All of the social media and search tools we use on a daily basis are also useful to the government. Google Street View makes it simple for the IRS to view your properties. Public information on your Facebook, MySpace, LinkedIn or other social media profile gives clues as to your business and personal life, as well as your social and spending habits.
Though the practice might be unsettling to some, the privacy invasion potential here is miniscule. IRS employees are prohibited from misrepresenting their identities to obtain information on taxpayers via social media sites, therefore they cannot go undercover to trick taxpayers into accepting rogue friend requests. They are limited to public information that is readily available online. However, many users have still not tweaked their privacy settings to prevent profile views from non-friends. And most users probably do not censor their postings all year just in case the IRS is watching. (Hopefully, most users are also not cheating on their taxes!) As long as the information is public, the IRS is allowed to use it.

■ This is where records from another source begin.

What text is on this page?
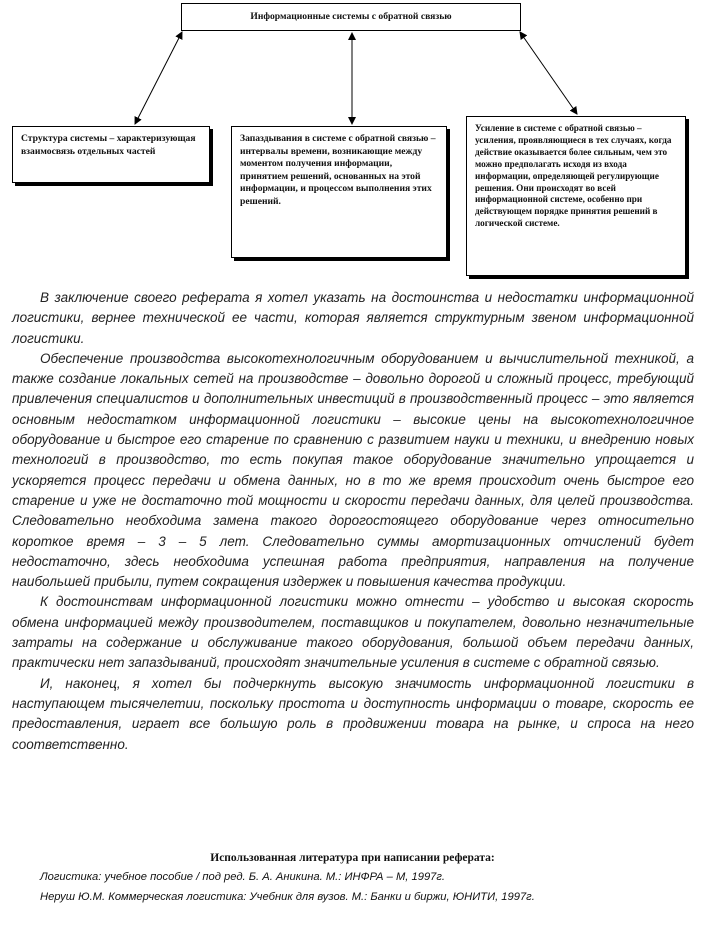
Информационные системы с обратной связью
Структура системы – характеризующая взаимосвязь отдельных частей
Запаздывания в системе с обратной связью – интервалы времени, возникающие между моментом получения информации, принятием решений, основанных на этой информации, и процессом выполнения этих решений.
Усиление в системе с обратной связью – усиления, проявляющиеся в тех случаях, когда действие оказывается более сильным, чем это можно предполагать исходя из входа информации, определяющей регулирующие решения. Они происходят во всей информационной системе, особенно при действующем порядке принятия решений в логической системе.

В заключение своего реферата я хотел указать на достоинства и недостатки информационной логистики, вернее технической ее части, которая является структурным звеном информационной логистики.

Обеспечение производства высокотехнологичным оборудованием и вычислительной техникой, а также создание локальных сетей на производстве – довольно дорогой и сложный процесс, требующий привлечения специалистов и дополнительных инвестиций в производственный процесс – это является основным недостатком информационной логистики – высокие цены на высокотехнологичное оборудование и быстрое его старение по сравнению с развитием науки и техники, и внедрению новых технологий в производство, то есть покупая такое оборудование значительно упрощается и ускоряется процесс передачи и обмена данных, но в то же время происходит очень быстрое его старение и уже не достаточно той мощности и скорости передачи данных, для целей производства. Следовательно необходима замена такого дорогостоящего оборудование через относительно короткое время – 3 – 5 лет. Следовательно суммы амортизационных отчислений будет недостаточно, здесь необходима успешная работа предприятия, направления на получение наибольшей прибыли, путем сокращения издержек и повышения качества продукции.

К достоинствам информационной логистики можно отнести – удобство и высокая скорость обмена информацией между производителем, поставщиков и покупателем, довольно незначительные затраты на содержание и обслуживание такого оборудования, большой объем передачи данных, практически нет запаздываний, происходят значительные усиления в системе с обратной связью.

И, наконец, я хотел бы подчеркнуть высокую значимость информационной логистики в наступающем тысячелетии, поскольку простота и доступность информации о товаре, скорость ее предоставления, играет все большую роль в продвижении товара на рынке, и спроса на него соответственно.

Использованная литература при написании реферата:
Логистика: учебное пособие / под ред. Б. А. Аникина. М.: ИНФРА – М, 1997г.
Неруш Ю.М. Коммерческая логистика: Учебник для вузов. М.: Банки и биржи, ЮНИТИ, 1997г.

Also, the IRS is offering a reward for ratting out tax cheaters. Remember that “frenemy” from high school whose friend request you accepted on a whim because time and distance have made you forget your differences? Or that coworker you barely know but accepted their LinkedIn connection request anyway? With social media, you never know when shaky relationships from the past might come back to haunt you. A nice chunk of change from the IRS could easily outweigh a cyber friendship to most people.
The long and short of it is to always be careful what you share and who you share it with. Make sure your privacy settings are up to date. And fill out your 2010 tax returns honestly, because big brother is watching.